There was a "Poor House" in the village for many years, and it was mentioned every year in the Chapelwardens' Register, 1796 - 1838, where a typical entry would state: "To Sir Wm Welby for the Poor House Rent... £1-0-0." It also appears that the village was responsible for the upkeep and maintenance of this building, as in 1819 an invoice was paid by the Chapelwarden for £2-8-9d to Mr Gibson's delivery of 1500 bricks for the Poor House. It does not make clear whether this is for repairs or for an extension.

The Lincoln Archives also contain the Hearth Tax of the village for 1662 and 1664. The first list recorded Sir Richard Earle as being assessed for 10 hearths, and two years later being noted as having to pay tax for 13 hearths. The majority of the village had a single hearth while a couple of doubles were noted.

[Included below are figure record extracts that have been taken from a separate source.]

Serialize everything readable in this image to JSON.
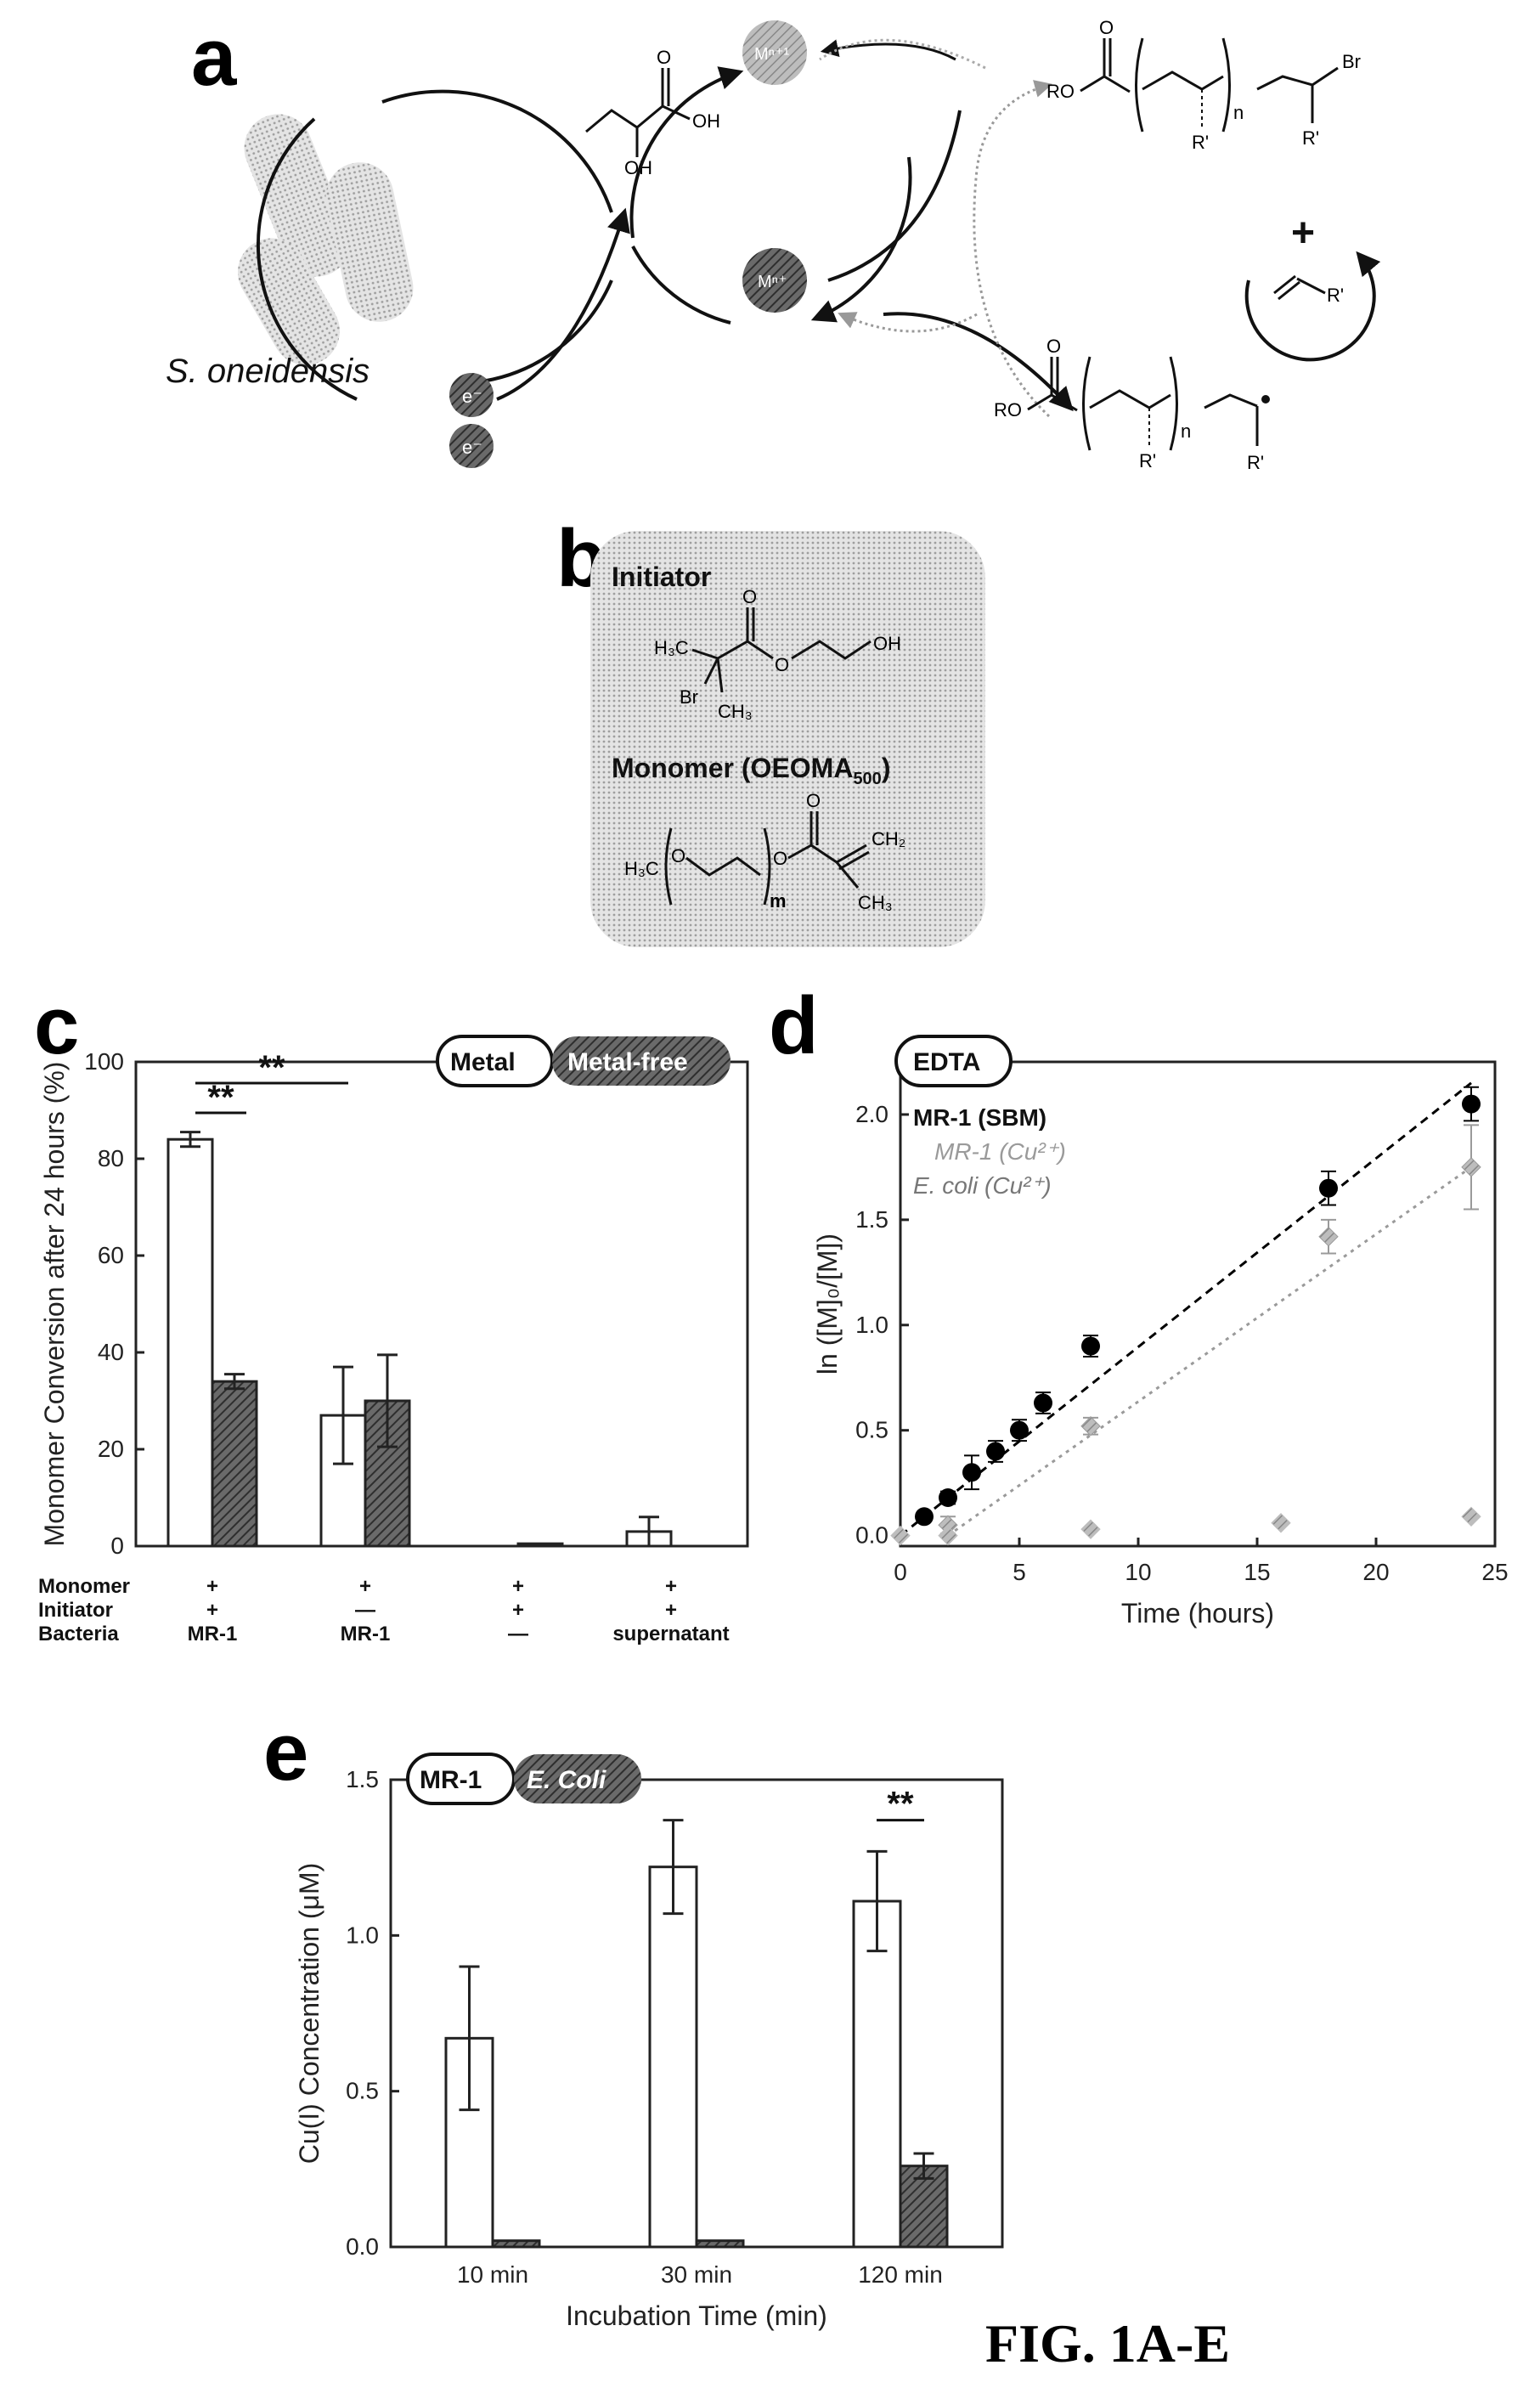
{
  "figure_label": "FIG. 1A-E",
  "panel_a": {
    "letter": "a",
    "organism": "S. oneidensis",
    "electron_label": "e⁻",
    "lactate_oh": "OH",
    "lactate_oh2": "OH",
    "lactate_o": "O",
    "metal_top": "Mⁿ⁺¹",
    "metal_bottom": "Mⁿ⁺",
    "dormant_ro": "RO",
    "dormant_o": "O",
    "dormant_n": "n",
    "dormant_br": "Br",
    "dormant_r1": "R'",
    "dormant_r2": "R'",
    "active_ro": "RO",
    "active_o": "O",
    "active_n": "n",
    "active_r1": "R'",
    "active_r2": "R'",
    "monomer_plus": "+",
    "monomer_r": "R'"
  },
  "panel_b": {
    "letter": "b",
    "initiator_title": "Initiator",
    "monomer_title": "Monomer (OEOMA",
    "monomer_sub": "500",
    "monomer_close": ")",
    "atoms": {
      "h3c": "H₃C",
      "br": "Br",
      "ch3": "CH₃",
      "o_carbonyl": "O",
      "o_ester": "O",
      "oh": "OH",
      "m_h3c": "H₃C",
      "m_o1": "O",
      "m_o2": "O",
      "m_o3": "O",
      "m_ch2": "CH₂",
      "m_ch3": "CH₃",
      "m_m": "m"
    }
  },
  "panel_c": {
    "letter": "c",
    "legend": {
      "metal": "Metal",
      "metal_free": "Metal-free"
    },
    "significance": [
      "**",
      "**"
    ],
    "condition_row_labels": [
      "Monomer",
      "Initiator",
      "Bacteria"
    ],
    "conditions": [
      {
        "monomer": "+",
        "initiator": "+",
        "bacteria": "MR-1"
      },
      {
        "monomer": "+",
        "initiator": "—",
        "bacteria": "MR-1"
      },
      {
        "monomer": "+",
        "initiator": "+",
        "bacteria": "—"
      },
      {
        "monomer": "+",
        "initiator": "+",
        "bacteria": "supernatant"
      }
    ]
  },
  "panel_d": {
    "letter": "d",
    "badge": "EDTA",
    "legend": [
      "MR-1 (SBM)",
      "MR-1 (Cu²⁺)",
      "E. coli (Cu²⁺)"
    ]
  },
  "panel_e": {
    "letter": "e",
    "legend": {
      "mr1": "MR-1",
      "ecoli": "E. Coli"
    },
    "significance": "**"
  },
  "chart_data": [
    {
      "type": "bar",
      "panel": "c",
      "ylabel": "Monomer Conversion after 24 hours (%)",
      "ylim": [
        0,
        100
      ],
      "yticks": [
        0,
        20,
        40,
        60,
        80,
        100
      ],
      "categories": [
        "MR-1",
        "MR-1",
        "—",
        "supernatant"
      ],
      "series": [
        {
          "name": "Metal",
          "color": "#ffffff",
          "values": [
            84,
            27,
            0,
            3
          ],
          "errors": [
            1.5,
            10,
            0,
            3
          ]
        },
        {
          "name": "Metal-free",
          "color": "#5a5a5a",
          "values": [
            34,
            30,
            0.5,
            0
          ],
          "errors": [
            1.5,
            9.5,
            0,
            0
          ]
        }
      ]
    },
    {
      "type": "scatter",
      "panel": "d",
      "xlabel": "Time (hours)",
      "ylabel": "ln ([M]₀/[M])",
      "xlim": [
        0,
        25
      ],
      "ylim": [
        -0.05,
        2.25
      ],
      "xticks": [
        0,
        5,
        10,
        15,
        20,
        25
      ],
      "yticks": [
        0.0,
        0.5,
        1.0,
        1.5,
        2.0
      ],
      "series": [
        {
          "name": "MR-1 (SBM)",
          "color": "#000000",
          "x": [
            1,
            2,
            3,
            4,
            5,
            6,
            8,
            18,
            24
          ],
          "y": [
            0.09,
            0.18,
            0.3,
            0.4,
            0.5,
            0.63,
            0.9,
            1.65,
            2.05
          ],
          "err": [
            0.02,
            0.03,
            0.08,
            0.05,
            0.05,
            0.05,
            0.05,
            0.08,
            0.08
          ],
          "fit": [
            [
              0,
              0.0
            ],
            [
              24,
              2.15
            ]
          ]
        },
        {
          "name": "MR-1 (Cu²⁺)",
          "color": "#9a9a9a",
          "x": [
            2,
            8,
            18,
            24
          ],
          "y": [
            0.05,
            0.52,
            1.42,
            1.75
          ],
          "err": [
            0.04,
            0.04,
            0.08,
            0.2
          ],
          "fit": [
            [
              2,
              0.0
            ],
            [
              24,
              1.75
            ]
          ]
        },
        {
          "name": "E. coli (Cu²⁺)",
          "color": "#bdbdbd",
          "x": [
            0,
            2,
            8,
            16,
            24
          ],
          "y": [
            0.0,
            0.0,
            0.03,
            0.06,
            0.09
          ],
          "err": [
            0,
            0,
            0,
            0,
            0
          ]
        }
      ]
    },
    {
      "type": "bar",
      "panel": "e",
      "xlabel": "Incubation Time (min)",
      "ylabel": "Cu(I) Concentration (μM)",
      "ylim": [
        0,
        1.5
      ],
      "yticks": [
        0.0,
        0.5,
        1.0,
        1.5
      ],
      "categories": [
        "10 min",
        "30 min",
        "120 min"
      ],
      "series": [
        {
          "name": "MR-1",
          "color": "#ffffff",
          "values": [
            0.67,
            1.22,
            1.11
          ],
          "errors": [
            0.23,
            0.15,
            0.16
          ]
        },
        {
          "name": "E. Coli",
          "color": "#5a5a5a",
          "values": [
            0.02,
            0.02,
            0.26
          ],
          "errors": [
            0,
            0,
            0.04
          ]
        }
      ]
    }
  ]
}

Reading and transcribing the scores of inventories that are associated with Stragglethorpe, and stored in Lincoln Archives, can be most revealing. There is an inventory from 1680 for Thomas Yates, the term "Lady Earles Ground" is mentioned twice along with Cony Close. While it is unclear where Lady Earles Field is today, the whereabouts of Cony Close is well known. The second field to the south of the village, next to Stragglethorpe Lane, has always been known as "Cony Close". It also appears on a map of a transfer deed of over a hundred years ago. The name "Cony" has one wondering whether it was once a rabbit warren, but the answer most probably lies with the Earle family's original connection to the village. Namely that Augustine Earle's third wife (who bore him several children) was Francis Cony of Bassingthorpe near Grantham. She was sister to Sir Thomas Cony, who was probably one of the wealthiest and most influential men in the county of Lincolnshire in the late 16th century.